The platform wheel selection logic operates by querying PyPI metadata for all available artifacts of a given package version and filtering them based on compatibility with the target Flatpak runtime. A runtime argument is required to determine the supported platform and ABI tags. By default, sources are generated for both x86_64 and aarch64. If the runtime is unavailable for one architecture, the corresponding platform tags are inferred on a best-effort basis from the other. For each supported architecture, the resolver constructs a set of valid wheel tags and determines the associated Python version. Candidate wheels are then filtered to those matching the target architecture and evaluated against the runtime’s Python ABI. A strict compatibility check is attempted first, with a relaxed fallback if no suitable candidates are found. Among the compatible candidates, wheels are ranked by the number of matching tags, and the highest-scoring artifact is selected as the best fit. The resolver could have bugs or edge cases and PIP’s own resolver is far more complex, but it has worked correctly, at least for the modules I tried and I haven’t received any bug reports.

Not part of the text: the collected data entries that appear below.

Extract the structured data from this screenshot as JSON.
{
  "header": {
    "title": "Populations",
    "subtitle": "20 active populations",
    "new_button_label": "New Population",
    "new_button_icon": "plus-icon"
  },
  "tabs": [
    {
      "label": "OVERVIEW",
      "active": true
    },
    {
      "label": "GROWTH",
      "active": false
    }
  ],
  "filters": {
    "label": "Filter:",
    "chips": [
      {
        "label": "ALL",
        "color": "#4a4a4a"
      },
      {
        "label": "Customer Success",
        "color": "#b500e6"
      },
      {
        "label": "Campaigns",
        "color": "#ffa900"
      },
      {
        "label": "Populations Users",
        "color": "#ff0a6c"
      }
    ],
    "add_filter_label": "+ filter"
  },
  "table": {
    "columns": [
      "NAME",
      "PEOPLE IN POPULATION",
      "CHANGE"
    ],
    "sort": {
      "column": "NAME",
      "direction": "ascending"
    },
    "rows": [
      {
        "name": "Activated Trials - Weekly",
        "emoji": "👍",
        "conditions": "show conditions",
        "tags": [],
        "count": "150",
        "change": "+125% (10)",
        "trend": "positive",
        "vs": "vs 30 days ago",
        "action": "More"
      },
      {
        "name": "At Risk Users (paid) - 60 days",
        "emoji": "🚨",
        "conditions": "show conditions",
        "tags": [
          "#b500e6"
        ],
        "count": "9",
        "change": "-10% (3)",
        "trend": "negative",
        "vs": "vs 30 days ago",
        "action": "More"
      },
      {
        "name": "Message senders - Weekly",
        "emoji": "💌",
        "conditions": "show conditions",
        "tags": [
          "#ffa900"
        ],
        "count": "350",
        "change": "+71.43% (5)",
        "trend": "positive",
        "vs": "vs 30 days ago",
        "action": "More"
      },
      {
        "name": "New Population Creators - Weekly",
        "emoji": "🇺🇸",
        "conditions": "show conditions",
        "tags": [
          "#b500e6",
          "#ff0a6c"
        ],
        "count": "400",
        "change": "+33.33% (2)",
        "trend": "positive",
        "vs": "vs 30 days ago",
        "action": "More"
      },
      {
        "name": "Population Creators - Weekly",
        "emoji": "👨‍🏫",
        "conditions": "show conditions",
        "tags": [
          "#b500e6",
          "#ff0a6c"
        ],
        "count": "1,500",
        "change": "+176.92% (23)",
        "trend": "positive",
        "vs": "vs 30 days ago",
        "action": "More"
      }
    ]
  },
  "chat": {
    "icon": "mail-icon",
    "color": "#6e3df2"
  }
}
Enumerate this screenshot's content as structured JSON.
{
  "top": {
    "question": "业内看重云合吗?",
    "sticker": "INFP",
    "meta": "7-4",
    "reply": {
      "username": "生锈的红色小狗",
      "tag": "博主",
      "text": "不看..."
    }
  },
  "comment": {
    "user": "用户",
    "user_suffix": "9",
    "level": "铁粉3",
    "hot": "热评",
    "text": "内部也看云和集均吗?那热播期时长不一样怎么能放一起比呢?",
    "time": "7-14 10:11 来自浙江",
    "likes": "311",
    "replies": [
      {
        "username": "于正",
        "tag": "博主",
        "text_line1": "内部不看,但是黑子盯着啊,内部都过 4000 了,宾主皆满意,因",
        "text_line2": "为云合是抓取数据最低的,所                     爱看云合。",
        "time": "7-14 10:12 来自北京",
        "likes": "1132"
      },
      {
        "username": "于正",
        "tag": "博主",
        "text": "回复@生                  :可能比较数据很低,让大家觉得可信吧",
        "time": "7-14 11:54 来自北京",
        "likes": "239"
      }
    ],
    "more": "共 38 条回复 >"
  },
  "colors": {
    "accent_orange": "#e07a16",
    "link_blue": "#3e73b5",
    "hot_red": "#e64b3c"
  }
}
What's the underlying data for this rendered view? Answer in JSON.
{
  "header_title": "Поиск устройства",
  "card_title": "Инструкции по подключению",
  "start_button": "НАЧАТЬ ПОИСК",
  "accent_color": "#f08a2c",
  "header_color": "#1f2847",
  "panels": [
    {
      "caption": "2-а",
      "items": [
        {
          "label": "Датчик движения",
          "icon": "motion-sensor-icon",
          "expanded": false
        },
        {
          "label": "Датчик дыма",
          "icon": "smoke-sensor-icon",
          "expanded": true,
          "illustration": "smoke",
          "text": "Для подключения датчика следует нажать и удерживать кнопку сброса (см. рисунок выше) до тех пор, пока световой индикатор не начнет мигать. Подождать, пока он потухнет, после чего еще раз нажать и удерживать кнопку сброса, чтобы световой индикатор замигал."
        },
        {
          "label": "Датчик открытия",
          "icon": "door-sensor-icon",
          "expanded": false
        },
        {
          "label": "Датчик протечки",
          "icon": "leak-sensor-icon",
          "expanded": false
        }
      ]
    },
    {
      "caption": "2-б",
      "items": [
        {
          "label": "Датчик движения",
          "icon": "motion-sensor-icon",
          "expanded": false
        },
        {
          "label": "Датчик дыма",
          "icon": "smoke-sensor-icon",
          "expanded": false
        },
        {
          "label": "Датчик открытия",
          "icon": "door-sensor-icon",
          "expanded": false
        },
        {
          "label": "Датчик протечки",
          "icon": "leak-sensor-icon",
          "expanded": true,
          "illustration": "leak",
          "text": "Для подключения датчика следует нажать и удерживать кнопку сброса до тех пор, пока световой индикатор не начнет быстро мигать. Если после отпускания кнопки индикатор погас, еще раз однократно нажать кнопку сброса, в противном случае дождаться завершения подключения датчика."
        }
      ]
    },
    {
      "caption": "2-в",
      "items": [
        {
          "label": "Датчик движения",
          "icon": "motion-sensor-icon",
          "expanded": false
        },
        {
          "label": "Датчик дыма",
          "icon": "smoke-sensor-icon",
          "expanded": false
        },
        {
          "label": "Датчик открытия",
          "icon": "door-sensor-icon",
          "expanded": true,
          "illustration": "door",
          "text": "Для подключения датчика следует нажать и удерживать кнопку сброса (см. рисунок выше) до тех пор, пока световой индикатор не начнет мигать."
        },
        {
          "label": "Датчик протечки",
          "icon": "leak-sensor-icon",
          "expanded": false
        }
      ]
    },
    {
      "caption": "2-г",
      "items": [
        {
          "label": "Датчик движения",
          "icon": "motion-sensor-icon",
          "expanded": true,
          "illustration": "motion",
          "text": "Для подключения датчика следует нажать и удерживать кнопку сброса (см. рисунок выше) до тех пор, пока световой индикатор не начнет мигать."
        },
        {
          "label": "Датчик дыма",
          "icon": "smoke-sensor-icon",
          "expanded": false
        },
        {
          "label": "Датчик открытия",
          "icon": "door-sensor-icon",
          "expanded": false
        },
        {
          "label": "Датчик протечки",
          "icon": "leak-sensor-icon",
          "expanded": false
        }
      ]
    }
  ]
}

Someone also opened an issue requesting support for requirements files with pinned hashes. The requirements-parser module used by the PIP generator is not very actively maintained and lacks several features, including parsing pinned hashes - it simply ignores them. I had been considering writing a replacement from scratch, but given time constraints, starting a new project from scratch seemed daunting. Instead, I implemented a parser directly within the PIP generator, which now handles pinned hashes.

This approach was consistent with my earlier work, where I had already added support for parsing platform markers which requirements-parser also lacks.

This burst of activity also led me to fix some bugs and add some smaller feature which are visible in the git log.

Flatpak Node Generator

I also took the opportunity to migrate the Flatpak Node Generator, which I also maintain (this is becoming a bit ridiculous!), to Python 3.10+. This enabled me to use some modern language features, particularly standard type hints.

During this process, I fixed an issue where cache filenames could exceed the 255-byte filesystem limit, as they were derived directly from raw URLs. I introduced a hash-based caching scheme, along with a backwards-compatible migration to convert existing cache entries to the new format.

The other issue was that the generator hardcoded an outdated node-gyp installVersion, with a note indicating it should eventually be detected automatically. As the value drifted out of sync with the SDK extension, this began causing build failures. This has now been addressed, and the version is automatically detected from the installed Node SDK extension.

I also reviewed and merged a PR with support for PNPM, which was a long-requested feature, along with several follow-up fixes to that.

I don’t think many people are using these new features, but please do test them out!